Sem sangue, por favor!

“O crime vai, o crime vem. A quebrada tá normal e eu tô também”. Racionais Mc’s

Haviam rodado boa parte da noite. Tinham um mapa: Rabiscos em uma folha, nome da cidade, nome do bairro; um rosto impresso em papel sulfite. Chegaram à meia noite, ficaram escondidos em uma plantação de mandioca, nos arredores, alimentando pernilongos. Às duas da manhã entraram no barraco, sorrateiros, estrangularam o cara e o carregaram para a picape.

-Por que nóis tem que levar esse daí?

-Por que são ordens.

-O qui vão fazê cum ele?

-Vão queimar ele.

Foram para a ponte na saída da cidade. Esperariam o comércio abrir, pois a fome é mais forte que a morte. Barrigas roncavam até ao ponto de doer. As notas de cinquenta reais rugiam no bolso. O voo rasante de algumas moscas prenunciava primeiro desconforto, depois podridão. Os homens sonhavam com corpos vivos, fumaças, goiabadas e pernis.

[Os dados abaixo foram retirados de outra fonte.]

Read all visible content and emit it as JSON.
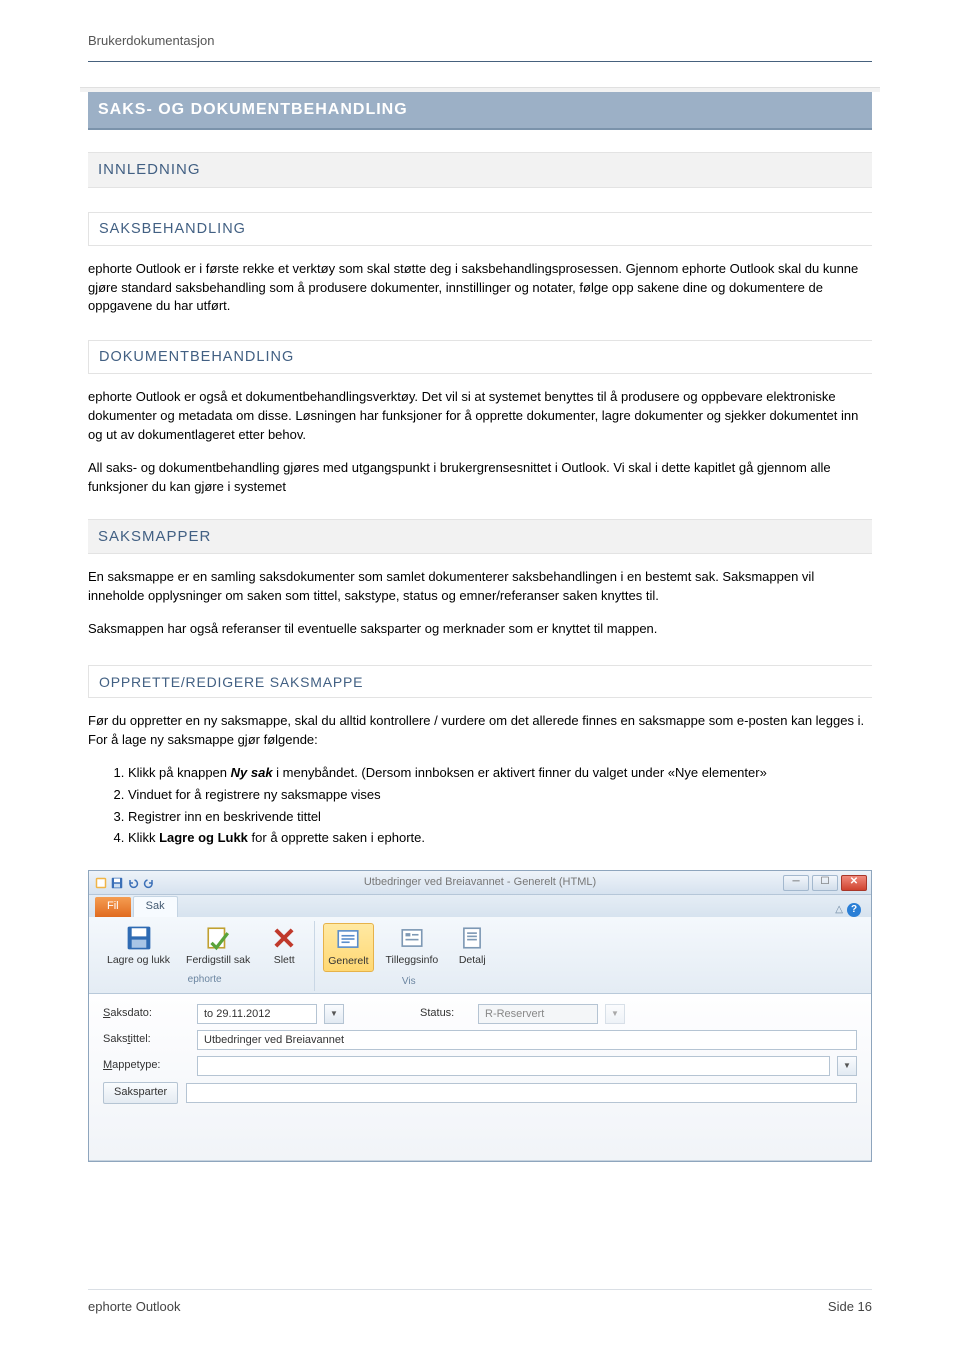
{
  "header": {
    "title": "Brukerdokumentasjon"
  },
  "h1": "SAKS- OG DOKUMENTBEHANDLING",
  "innledning": {
    "title": "INNLEDNING",
    "saksbehandling": {
      "title": "SAKSBEHANDLING",
      "p1": "ephorte Outlook er i første rekke et verktøy som skal støtte deg i saksbehandlingsprosessen. Gjennom ephorte Outlook skal du kunne gjøre standard saksbehandling som å produsere dokumenter, innstillinger og notater, følge opp sakene dine og dokumentere de oppgavene du har utført."
    },
    "dokumentbehandling": {
      "title": "DOKUMENTBEHANDLING",
      "p1": "ephorte Outlook er også et dokumentbehandlingsverktøy. Det vil si at systemet benyttes til å produsere og oppbevare elektroniske dokumenter og metadata om disse. Løsningen har funksjoner for å opprette dokumenter, lagre dokumenter og sjekker dokumentet inn og ut av dokumentlageret etter behov.",
      "p2": "All saks- og dokumentbehandling gjøres med utgangspunkt i brukergrensesnittet i Outlook. Vi skal i dette kapitlet gå gjennom alle funksjoner du kan gjøre i systemet"
    }
  },
  "saksmapper": {
    "title": "SAKSMAPPER",
    "p1": "En saksmappe er en samling saksdokumenter som samlet dokumenterer saksbehandlingen i en bestemt sak. Saksmappen vil inneholde opplysninger om saken som tittel, sakstype, status og emner/referanser saken knyttes til.",
    "p2": "Saksmappen har også referanser til eventuelle saksparter og merknader som er knyttet til mappen."
  },
  "opprette": {
    "title": "OPPRETTE/REDIGERE SAKSMAPPE",
    "intro": "Før du oppretter en ny saksmappe, skal du alltid kontrollere / vurdere om det allerede finnes en saksmappe som e-posten kan legges i. For å lage ny saksmappe gjør følgende:",
    "steps": {
      "s1a": "Klikk på knappen ",
      "s1b": "Ny sak",
      "s1c": " i menybåndet. (Dersom innboksen er aktivert finner du valget under «Nye elementer»",
      "s2": "Vinduet for å registrere ny saksmappe vises",
      "s3": "Registrer inn en beskrivende tittel",
      "s4a": "Klikk ",
      "s4b": "Lagre og Lukk",
      "s4c": " for å opprette saken i ephorte."
    }
  },
  "window": {
    "title": "Utbedringer ved Breiavannet - Generelt (HTML)",
    "tabs": {
      "file": "Fil",
      "sak": "Sak"
    },
    "ribbon": {
      "group_ephorte": "ephorte",
      "group_vis": "Vis",
      "btn_lagre": "Lagre og lukk",
      "btn_ferdigstill": "Ferdigstill sak",
      "btn_slett": "Slett",
      "btn_generelt": "Generelt",
      "btn_tillegg": "Tilleggsinfo",
      "btn_detalj": "Detalj"
    },
    "form": {
      "saksdato_label": "Saksdato:",
      "saksdato_value": "to 29.11.2012",
      "status_label": "Status:",
      "status_value": "R-Reservert",
      "sakstittel_label": "Sakstittel:",
      "sakstittel_value": "Utbedringer ved Breiavannet",
      "mappetype_label": "Mappetype:",
      "saksparter_label": "Saksparter"
    }
  },
  "footer": {
    "left": "ephorte Outlook",
    "right": "Side 16"
  }
}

-Merda de cigarro, escroto, Paulin!

-Fuma essa porra, Cráudio! É o que tem pra hoje!

O homem dirigia devagar. O carro vencia, pouco a pouco, a rua esburacada da pequena cidade perdida no mapa. De vez em quando olhava pelo espelho. O corpo, embrulhado no cobertor, batia levemente no assoalho da caminhonete toda vez que passavam por um buraco. No fim da rua, um bar empoeirado. Algumas cédulas no balcão e o magro retorna com uma sacola plástica.

-Tá olhando o quê?

-Para de encarar essas pessoas, Cráudio, senão vai dar bandeira demais!

Passavam invisíveis. Os poucos trabalhadores da manhã viam apenas o carro. Os mais espertos observavam ainda a placa. Por isso, pensava o motorista, havia instalado aquela potente caixa de som na carroceria. Bom, já que não queriam vê-lo, teriam ao menos que ouvi-lo. E assim vagava no Paraná, mas aqui não. Aqui é Mato grosso e é bom nem ser visto, nem lembrado.

-Então, qué dizê qui vai sobrá duzentão pra cada, é?

-Cheganu lá eu desconto o combustível, o cigarro e a água qui tu bebeu e ti dou tua parte.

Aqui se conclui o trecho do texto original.